A 2014 book by Simcha Jacobovici and Barrie Wilson, The Lost Gospel: Decoding the Ancient Text that Reveals Jesus' Marriage to Mary the Magdalene, argues for the marriage of Jesus to Mary Magdalene through a decoding of Joseph and Aseneth, according to the Jesus bloodline hypothesis. The book has been compared to The Da Vinci Code in 2003, as a conspiracy theory.

The authors claim that the story of Joseph and Aseneth was already composed during Jesus' lifetime and precedes the canonical gospels.

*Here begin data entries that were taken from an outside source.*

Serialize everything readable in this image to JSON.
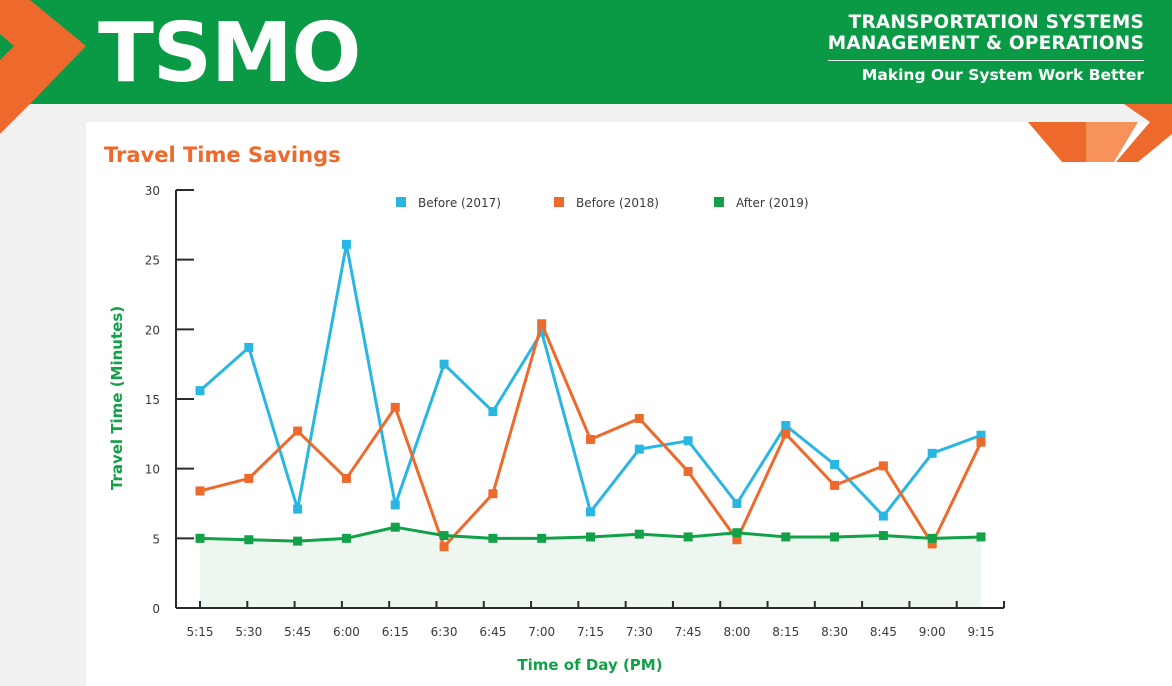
{
  "header": {
    "logo_text": "TSMO",
    "org_line1": "TRANSPORTATION SYSTEMS",
    "org_line2": "MANAGEMENT & OPERATIONS",
    "tagline": "Making Our System Work Better"
  },
  "colors": {
    "brand_green": "#0a9a46",
    "brand_orange": "#ee6a2c",
    "series_2017": "#29b6e3",
    "series_2018": "#ee6a2c",
    "series_2019": "#12a048"
  },
  "chart_data": {
    "type": "line",
    "title": "Travel Time Savings",
    "xlabel": "Time of Day (PM)",
    "ylabel": "Travel Time (Minutes)",
    "ylim": [
      0,
      30
    ],
    "yticks": [
      0,
      5,
      10,
      15,
      20,
      25,
      30
    ],
    "grid": false,
    "legend_position": "top",
    "categories": [
      "5:15",
      "5:30",
      "5:45",
      "6:00",
      "6:15",
      "6:30",
      "6:45",
      "7:00",
      "7:15",
      "7:30",
      "7:45",
      "8:00",
      "8:15",
      "8:30",
      "8:45",
      "9:00",
      "9:15"
    ],
    "series": [
      {
        "name": "Before (2017)",
        "color": "#29b6e3",
        "values": [
          15.6,
          18.7,
          7.1,
          26.1,
          7.4,
          17.5,
          14.1,
          19.8,
          6.9,
          11.4,
          12.0,
          7.5,
          13.1,
          10.3,
          6.6,
          11.1,
          12.4
        ]
      },
      {
        "name": "Before (2018)",
        "color": "#ee6a2c",
        "values": [
          8.4,
          9.3,
          12.7,
          9.3,
          14.4,
          4.4,
          8.2,
          20.4,
          12.1,
          13.6,
          9.8,
          4.9,
          12.5,
          8.8,
          10.2,
          4.6,
          11.9
        ]
      },
      {
        "name": "After (2019)",
        "color": "#12a048",
        "values": [
          5.0,
          4.9,
          4.8,
          5.0,
          5.8,
          5.2,
          5.0,
          5.0,
          5.1,
          5.3,
          5.1,
          5.4,
          5.1,
          5.1,
          5.2,
          5.0,
          5.1
        ]
      }
    ]
  }
}
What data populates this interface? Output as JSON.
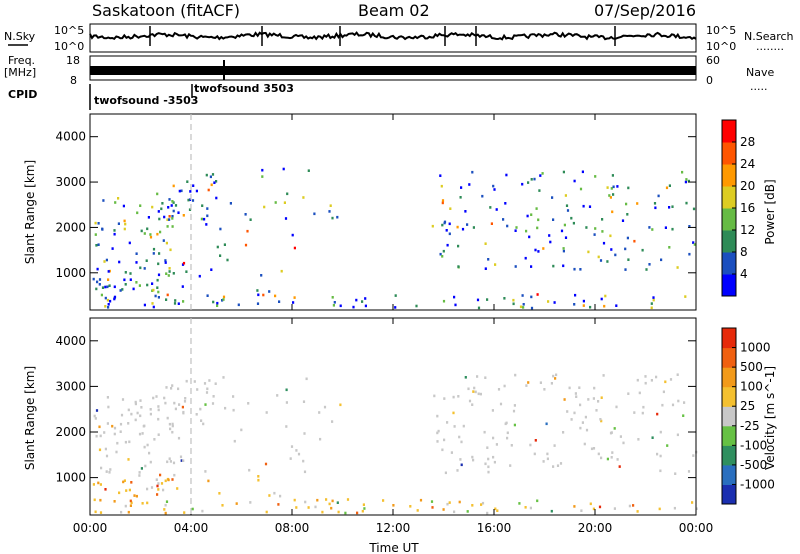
{
  "header": {
    "station": "Saskatoon (fitACF)",
    "beam": "Beam 02",
    "date": "07/Sep/2016"
  },
  "aux_labels": {
    "nsky": "N.Sky",
    "nsky_ticks": [
      "10^5",
      "10^0"
    ],
    "freq": "Freq.",
    "freq_unit": "[MHz]",
    "freq_ticks": [
      "18",
      "8"
    ],
    "cpid": "CPID",
    "nsearch": "N.Search",
    "nsearch_ticks": [
      "10^5",
      "10^0"
    ],
    "nave": "Nave",
    "nave_ticks": [
      "60",
      "0"
    ],
    "cpid_names": [
      "twofsound -3503",
      "twofsound 3503"
    ]
  },
  "colorbars": {
    "power": {
      "label": "Power [dB]",
      "ticks": [
        "28",
        "24",
        "20",
        "16",
        "12",
        "8",
        "4"
      ],
      "colors": [
        "#0000ff",
        "#1b4fbf",
        "#2e8b57",
        "#66bb44",
        "#ddcc22",
        "#ff9900",
        "#ff5500",
        "#ff0000"
      ]
    },
    "velocity": {
      "label": "Velocity [m s^-1]",
      "ticks": [
        "1000",
        "500",
        "100",
        "25",
        "-25",
        "-100",
        "-500",
        "-1000"
      ],
      "colors": [
        "#1b2fb0",
        "#2a6fbf",
        "#2f8f5f",
        "#66c144",
        "#c8c8c8",
        "#f4c030",
        "#f29a1a",
        "#f06010",
        "#e62a0a"
      ]
    }
  },
  "chart_data": [
    {
      "type": "heatmap",
      "title": "Power",
      "xlabel": "",
      "ylabel": "Slant Range [km]",
      "x_ticks": [
        "00:00",
        "04:00",
        "08:00",
        "12:00",
        "16:00",
        "20:00",
        "00:00"
      ],
      "y_ticks": [
        "1000",
        "2000",
        "3000",
        "4000"
      ],
      "ylim": [
        180,
        4500
      ],
      "xlim_hours": [
        0,
        24
      ],
      "cpid_change_hour": 4.0
    },
    {
      "type": "heatmap",
      "title": "Velocity",
      "xlabel": "Time UT",
      "ylabel": "Slant Range [km]",
      "x_ticks": [
        "00:00",
        "04:00",
        "08:00",
        "12:00",
        "16:00",
        "20:00",
        "00:00"
      ],
      "y_ticks": [
        "1000",
        "2000",
        "3000",
        "4000"
      ],
      "ylim": [
        180,
        4500
      ],
      "xlim_hours": [
        0,
        24
      ],
      "cpid_change_hour": 4.0
    }
  ]
}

The Syriac manuscript, being the oldest manuscript, and its accompanying cover letters are given great weight; the authors commissioned multi-spectral photography to "see through" smudges and other marks on the manuscript to ascertain the original underlying text. The translation into English was by Tony Burke, translator of The Infancy Gospel of Thomas, author of Secret Scriptures Revealed, and editor of Fakes, Forgeries, and Fictions: Writing Ancient and Modern Christian Apocrypha. Burke worked independently and was not informed of the overall project objectives. Burke also prepared the first-ever English translation of the two cover letters in Syriac, which proved more difficult than translating the main text, owing to damage to the manuscript.